Naturally, the return of the bedbug is not a fun topic for those in the hotel/motel industry. But members of the Alaska Hotel and Lodging Association are well aware of the problem and taking preventative measures, from protective mattress covers to monitoring programs, according to Karen Rogina, president and CEO.

This bedbug resurgence is largely attributed to an increasingly transient population and rise in international travel.

"When you go to a hotel room and open your luggage, you're subject to whatever that hotel has," Jones said. "So if they've got bedbugs, you're going to be taking home bedbugs. They're going to get in your suitcase, they're going to get in your purse."

"It's not a matter of being slovenly," Wilkinson said. "They show up in dumps, they show up in five-star hotels.
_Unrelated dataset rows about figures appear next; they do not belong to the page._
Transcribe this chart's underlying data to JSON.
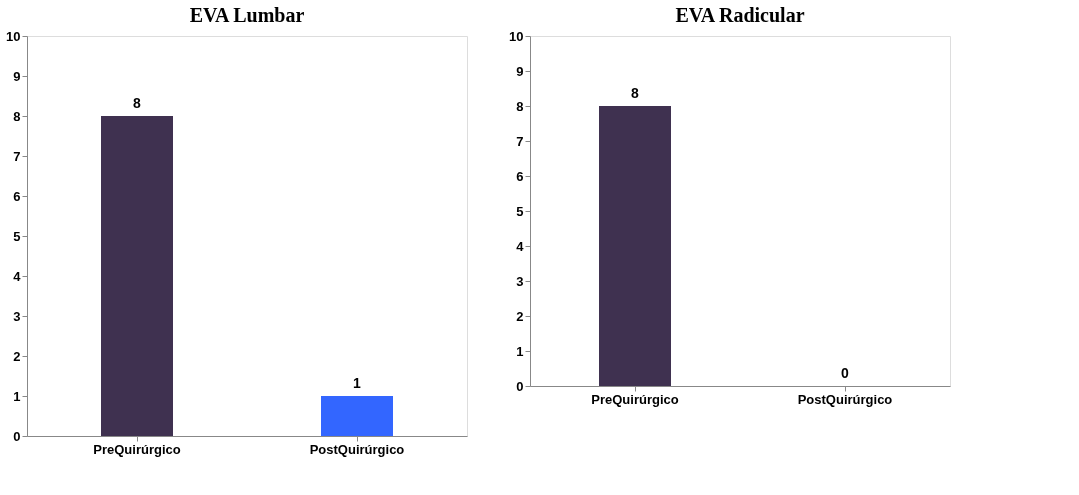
{
  "chart_data": [
    {
      "type": "bar",
      "title": "EVA Lumbar",
      "categories": [
        "PreQuirúrgico",
        "PostQuirúrgico"
      ],
      "values": [
        8,
        1
      ],
      "colors": [
        "#3f3150",
        "#3366ff"
      ],
      "ylim": [
        0,
        10
      ],
      "yticks": [
        0,
        1,
        2,
        3,
        4,
        5,
        6,
        7,
        8,
        9,
        10
      ],
      "grid": false,
      "data_labels": true
    },
    {
      "type": "bar",
      "title": "EVA Radicular",
      "categories": [
        "PreQuirúrgico",
        "PostQuirúrgico"
      ],
      "values": [
        8,
        0
      ],
      "colors": [
        "#3f3150",
        "#3366ff"
      ],
      "ylim": [
        0,
        10
      ],
      "yticks": [
        0,
        1,
        2,
        3,
        4,
        5,
        6,
        7,
        8,
        9,
        10
      ],
      "grid": false,
      "data_labels": true
    }
  ]
}
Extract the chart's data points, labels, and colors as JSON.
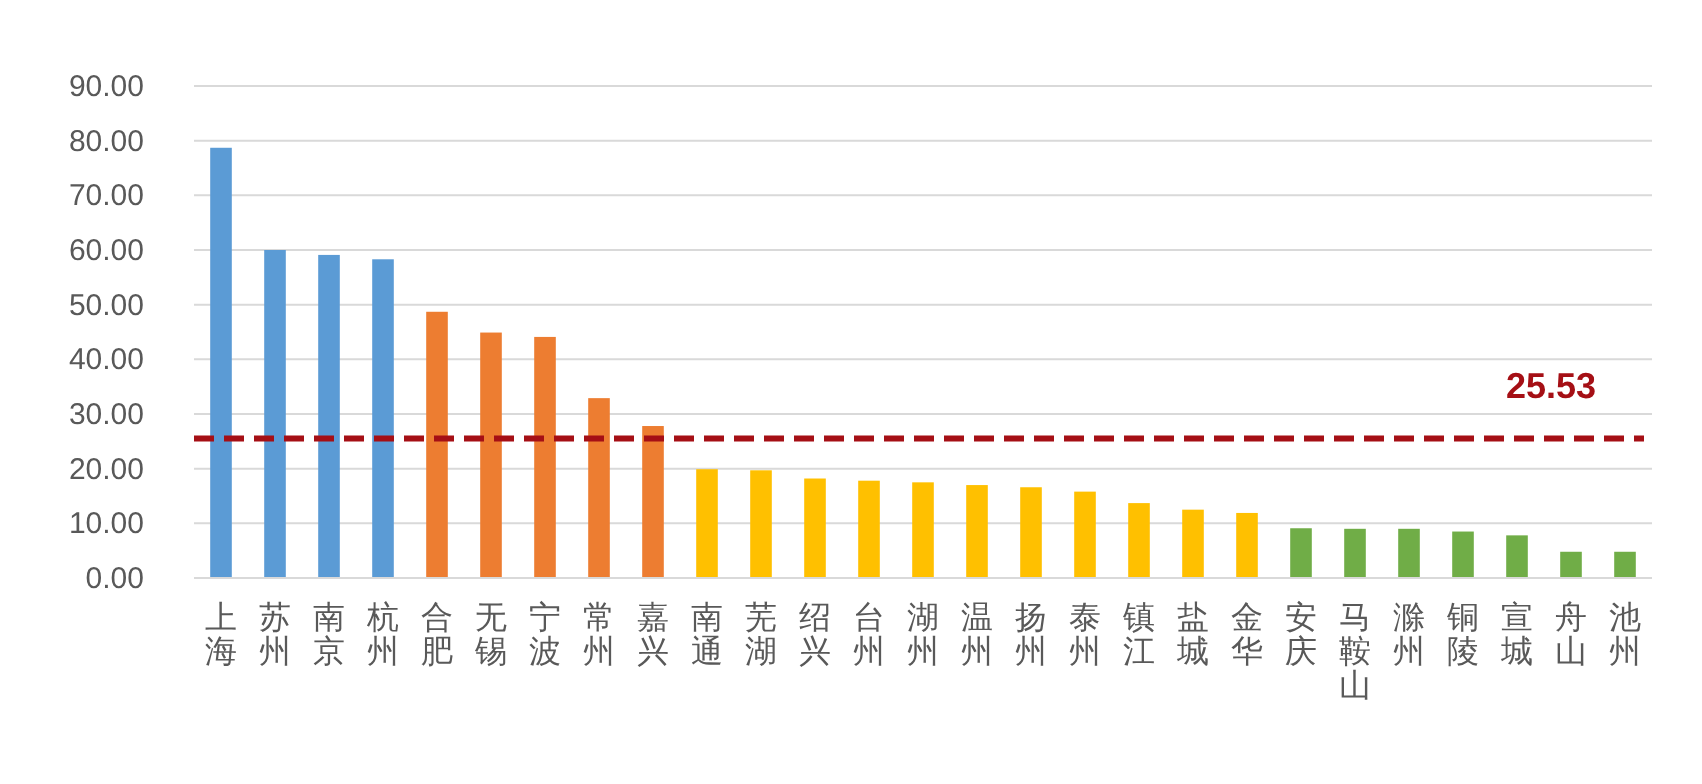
{
  "chart_data": {
    "type": "bar",
    "categories": [
      "上海",
      "苏州",
      "南京",
      "杭州",
      "合肥",
      "无锡",
      "宁波",
      "常州",
      "嘉兴",
      "南通",
      "芜湖",
      "绍兴",
      "台州",
      "湖州",
      "温州",
      "扬州",
      "泰州",
      "镇江",
      "盐城",
      "金华",
      "安庆",
      "马鞍山",
      "滁州",
      "铜陵",
      "宣城",
      "舟山",
      "池州"
    ],
    "values": [
      78.7,
      60.0,
      59.1,
      58.3,
      48.7,
      44.9,
      44.1,
      32.9,
      27.8,
      19.9,
      19.7,
      18.2,
      17.8,
      17.5,
      17.0,
      16.6,
      15.8,
      13.7,
      12.5,
      11.9,
      9.1,
      9.0,
      9.0,
      8.5,
      7.8,
      4.8,
      4.8
    ],
    "colors": [
      "#5b9bd5",
      "#5b9bd5",
      "#5b9bd5",
      "#5b9bd5",
      "#ed7d31",
      "#ed7d31",
      "#ed7d31",
      "#ed7d31",
      "#ed7d31",
      "#ffc000",
      "#ffc000",
      "#ffc000",
      "#ffc000",
      "#ffc000",
      "#ffc000",
      "#ffc000",
      "#ffc000",
      "#ffc000",
      "#ffc000",
      "#ffc000",
      "#70ad47",
      "#70ad47",
      "#70ad47",
      "#70ad47",
      "#70ad47",
      "#70ad47",
      "#70ad47"
    ],
    "ylim": [
      0,
      90
    ],
    "yticks": [
      {
        "value": 0,
        "label": "0.00"
      },
      {
        "value": 10,
        "label": "10.00"
      },
      {
        "value": 20,
        "label": "20.00"
      },
      {
        "value": 30,
        "label": "30.00"
      },
      {
        "value": 40,
        "label": "40.00"
      },
      {
        "value": 50,
        "label": "50.00"
      },
      {
        "value": 60,
        "label": "60.00"
      },
      {
        "value": 70,
        "label": "70.00"
      },
      {
        "value": 80,
        "label": "80.00"
      },
      {
        "value": 90,
        "label": "90.00"
      }
    ],
    "grid": "y",
    "ref_lines": [
      {
        "axis": "y",
        "value": 25.53,
        "label": "25.53",
        "color": "#a50f15",
        "line_style": "dashed"
      }
    ]
  }
}
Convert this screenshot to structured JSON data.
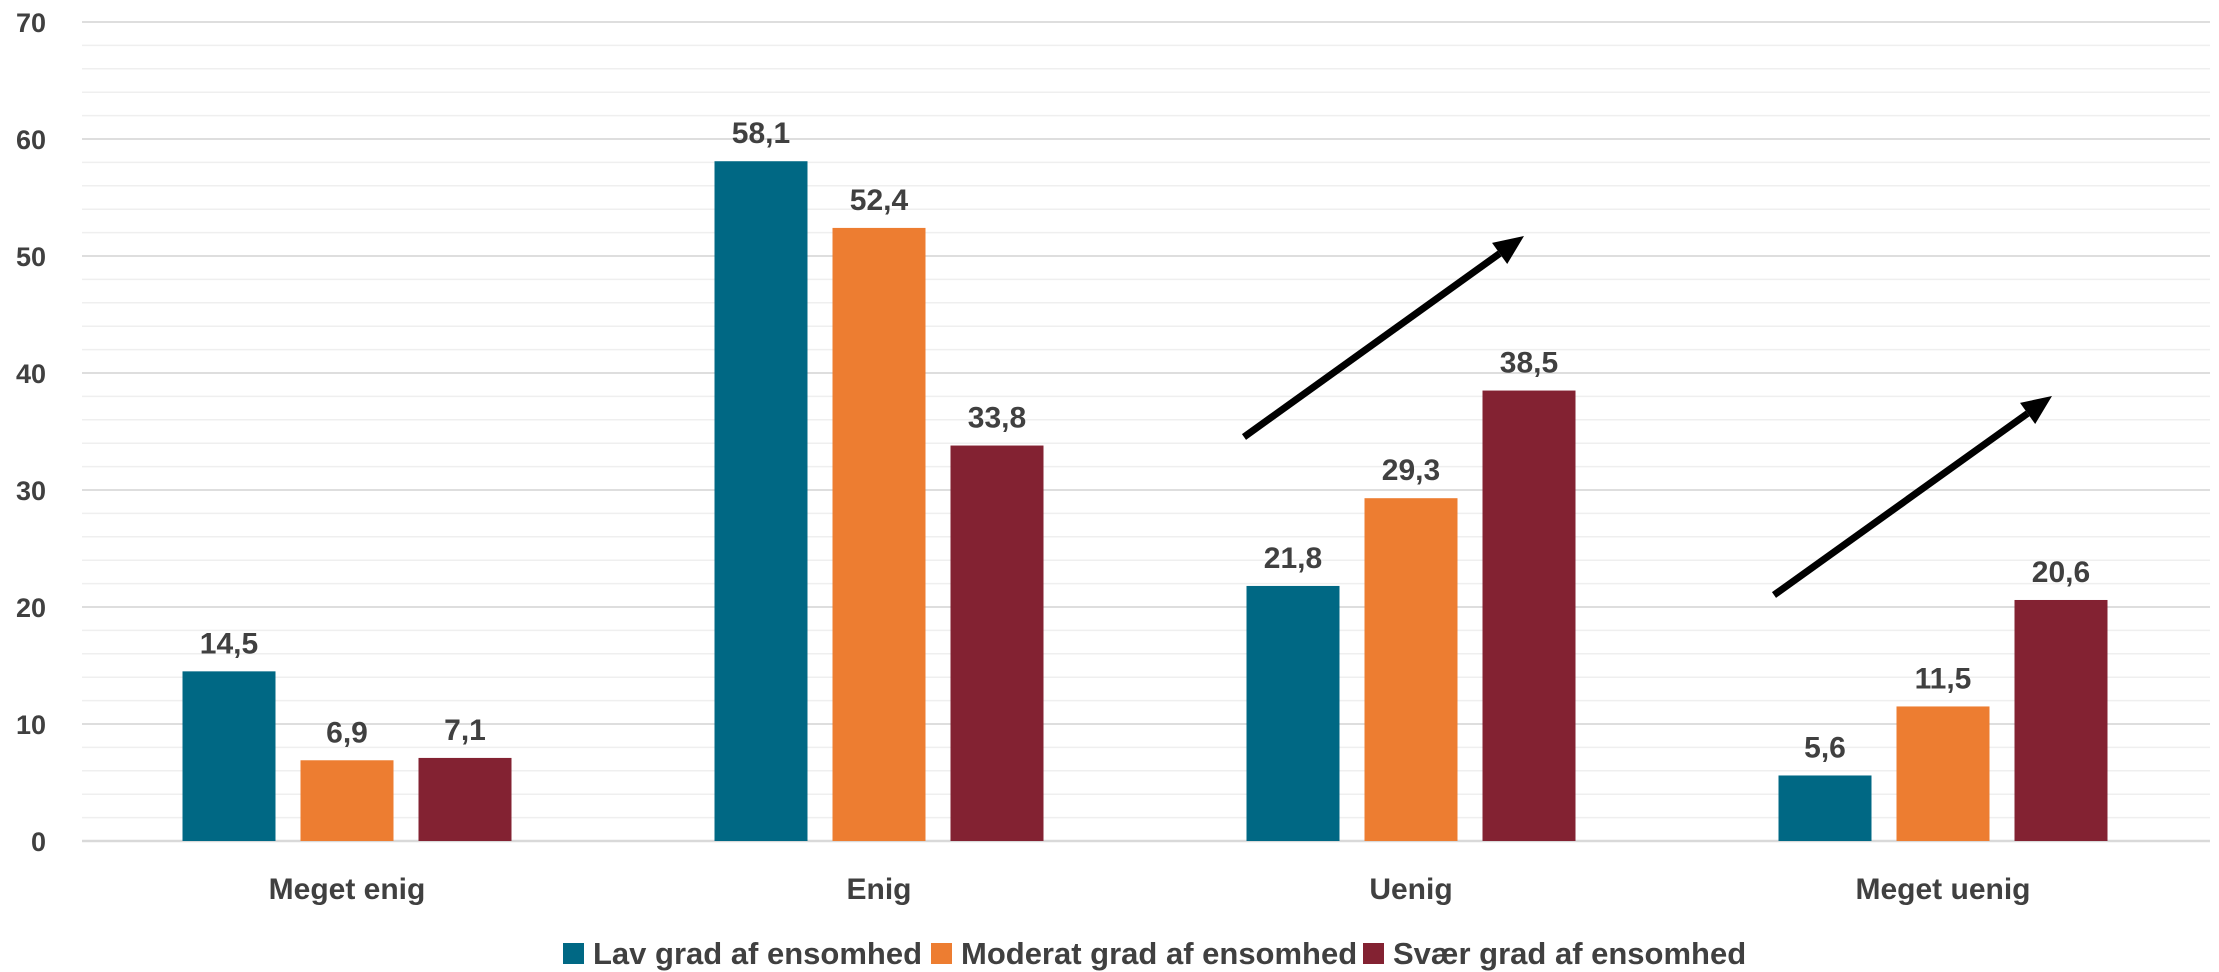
{
  "chart_data": {
    "type": "bar",
    "categories": [
      "Meget enig",
      "Enig",
      "Uenig",
      "Meget uenig"
    ],
    "series": [
      {
        "name": "Lav grad af ensomhed",
        "values": [
          14.5,
          58.1,
          21.8,
          5.6
        ],
        "color": "#006884"
      },
      {
        "name": "Moderat grad af ensomhed",
        "values": [
          6.9,
          52.4,
          29.3,
          11.5
        ],
        "color": "#ED7D31"
      },
      {
        "name": "Svær grad af ensomhed",
        "values": [
          7.1,
          33.8,
          38.5,
          20.6
        ],
        "color": "#832232"
      }
    ],
    "ylim": [
      0,
      70
    ],
    "yticks": [
      0,
      10,
      20,
      30,
      40,
      50,
      60,
      70
    ],
    "minor_step": 2,
    "grid": true,
    "legend": "bottom",
    "decimal_separator": ",",
    "annotations": [
      {
        "type": "arrow",
        "category": "Uenig",
        "direction": "up-right"
      },
      {
        "type": "arrow",
        "category": "Meget uenig",
        "direction": "up-right"
      }
    ],
    "colors": {
      "grid_major": "#d9d9d9",
      "grid_minor": "#efefef",
      "text": "#404040",
      "arrow": "#000000"
    }
  }
}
They travel all over the country. They're great little hitchhikers."

Jones figures about 35 percent of his bedbug jobs are in private residences, typically of people who travel. Or people whose house guests do.

"It goes both ways. You can go and get them, or you can have them brought to you."

BED, BUGS & BEYOND

About the size of an apple seed, bedbugs are reddish brown, oval shaped and flat-bodied -- unless they're all plumped up after a meal. During the day, they hide in mattress seams, on bed frames, behind headboards and in sundry other cracks and crevices.

At night, lights out is like a dinner bell for these parasites.

"They can travel pretty fast," Jones said. "Unbelievably fast."

Waking up to red bumps could mean you've shared your bed with bugs, although not everyone reacts to the bites right away, or even at all.

Kim Rogers of Fairbanks reacted. She woke up in a room in Thailand with itchy red bites across her thighs, which she assumed were the work of bedbugs. She assumed enough to mention them in her wedding vows as she spoke of the highs and lows of travel with her now-husband, David Cory.

"From lavish accommodations to a bedbug-infested guest house. ..."

Afterward, her brother-in-law commented that this was the first wedding ceremony he'd ever attended where the topic of bedbugs came up.

Besides bumps, other clues are tiny dark spots on the sheets or along mattress piping and other bedbug hideouts.

"Fecal material," as Jones calls it.

Disgusting is right.

This bedbug situation caught the country off guard.

"Until 2000, there were almost no chemicals labeled to spray for bedbugs," Jones said. "It took industry almost three years to re-suit up."

There are now nontoxic monitoring systems and several EPA-approved insecticides available for home and commercial use. There are even bedbug-sniffing dogs. Home remedies, like tossing infested items into a freezer for several days, can help. Frenetic cleaning too. But if you nail the adults and miss the eggs, you'll be beaucoup in newborn bedbugs two weeks later.

On commercial jobs, Jones urges clients to put infested rooms in lockdown for two weeks. His technicians would then supervise a thorough cleaning, from bedding to carpets, drapes, even pictures on the wall. In some cases, mattresses need to be tossed.

Depending on the room -- its furnishings and other potential hideouts -- technicians would fog, spray or dust with insecticides, then return two weeks later for any newly hatched bugs.

Although most chemicals in the pest-control arsenal are safe for humans within two hours of application, Jones said, he recommends people stay away for 24.

Now that bedbugs are back, checking into a hotel as the spouse of a pest control man can't be a whole lot of fun these days.

"My wife, the first thing she does is pull the sheets off the mattress," Jones says. "She'll slide the mattress back and look at the box spring, slide the box spring back and look at the frame. If she doesn't find anything, well then, we're good for that room.

"If we find blood on the mattress, if we find fecal material, if we find live or dead insects, we're out of there."